Structural Motivation. Does your organization provide incentives such as performance reviews, pay, promotions, and perks that could motivate these employees to take on greater responsibilities? Your employees’ job descriptions don’t include management activities so it’s hard to use the formal reward system, but there may be other routes to explore. Ideas for action:

  • Recognize incremental improvements. Try small assignments, projects that can be completed within a week, and then give your honest, heartfelt appreciation when they complete them. Then gradually increase the number, size, duration, and importance of these projects. Continue to show your appreciation as you deem appropriate.

Structural Ability. Is there a way to use the environment, data, tools, cues, or systems to make it easier and more convenient for these people to take on greater responsibilities? Ideas for action:

  • Discover and remove obstacles. Ask yourself (or your reluctant employees), “If you wanted to take on a few additional responsibilities, what are the biggest obstacles you would face?” One good guess would be time. If nothing else about their jobs changed, they would have to work longer, harder days. How could you change that? What could you take off their plates so they would have more time for higher-value work?
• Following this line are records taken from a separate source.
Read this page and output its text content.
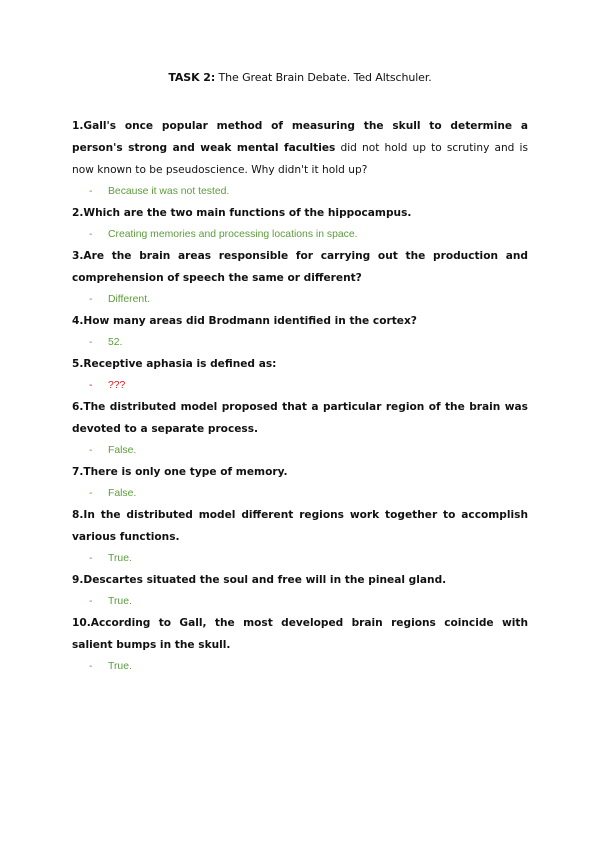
TASK 2: The Great Brain Debate. Ted Altschuler.

1.Gall's once popular method of measuring the skull to determine a person's strong and weak mental faculties did not hold up to scrutiny and is now known to be pseudoscience. Why didn't it hold up?

- Because it was not tested.

2.Which are the two main functions of the hippocampus.

- Creating memories and processing locations in space.

3.Are the brain areas responsible for carrying out the production and comprehension of speech the same or different?

- Different.

4.How many areas did Brodmann identified in the cortex?

- 52.

5.Receptive aphasia is defined as:

- ???

6.The distributed model proposed that a particular region of the brain was devoted to a separate process.

- False.

7.There is only one type of memory.

- False.

8.In the distributed model different regions work together to accomplish various functions.

- True.

9.Descartes situated the soul and free will in the pineal gland.

- True.

10.According to Gall, the most developed brain regions coincide with salient bumps in the skull.

- True.
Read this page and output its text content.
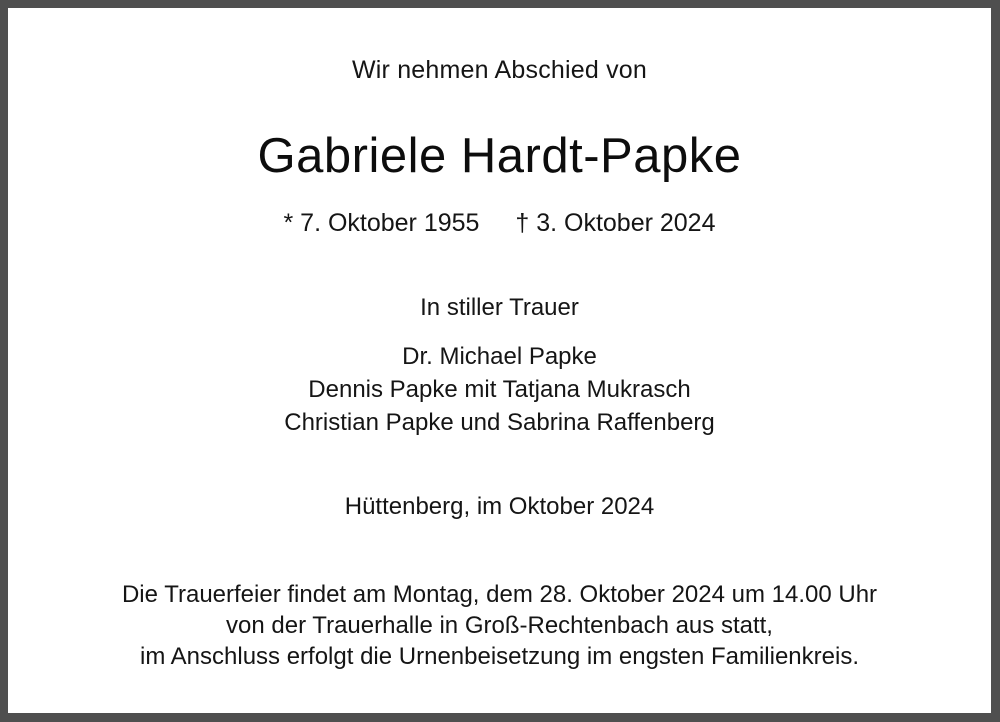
Wir nehmen Abschied von
Gabriele Hardt-Papke
* 7. Oktober 1955 † 3. Oktober 2024
In stiller Trauer
Dr. Michael Papke
Dennis Papke mit Tatjana Mukrasch
Christian Papke und Sabrina Raffenberg
Hüttenberg, im Oktober 2024
Die Trauerfeier findet am Montag, dem 28. Oktober 2024 um 14.00 Uhr
von der Trauerhalle in Groß-Rechtenbach aus statt,
im Anschluss erfolgt die Urnenbeisetzung im engsten Familienkreis.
Showing your flexibility may encourage them to become more flexible as well.

I hope these ideas help you generate more strategies tailored to your exact situation. Notice all these ideas involve an investment of time, energy, and thought on your part. It would be easier to write off the employees as unmotivated slugs, but that would mean abdicating your own responsibilities as a manager. It would also be a very costly write-off, since they are likely to remain on your payroll.

Whether you’re dealing with reluctant employees or a child who is still living in your basement, never lose faith! When you marshal the power of all Six Sources of Influence, you can truly change anything.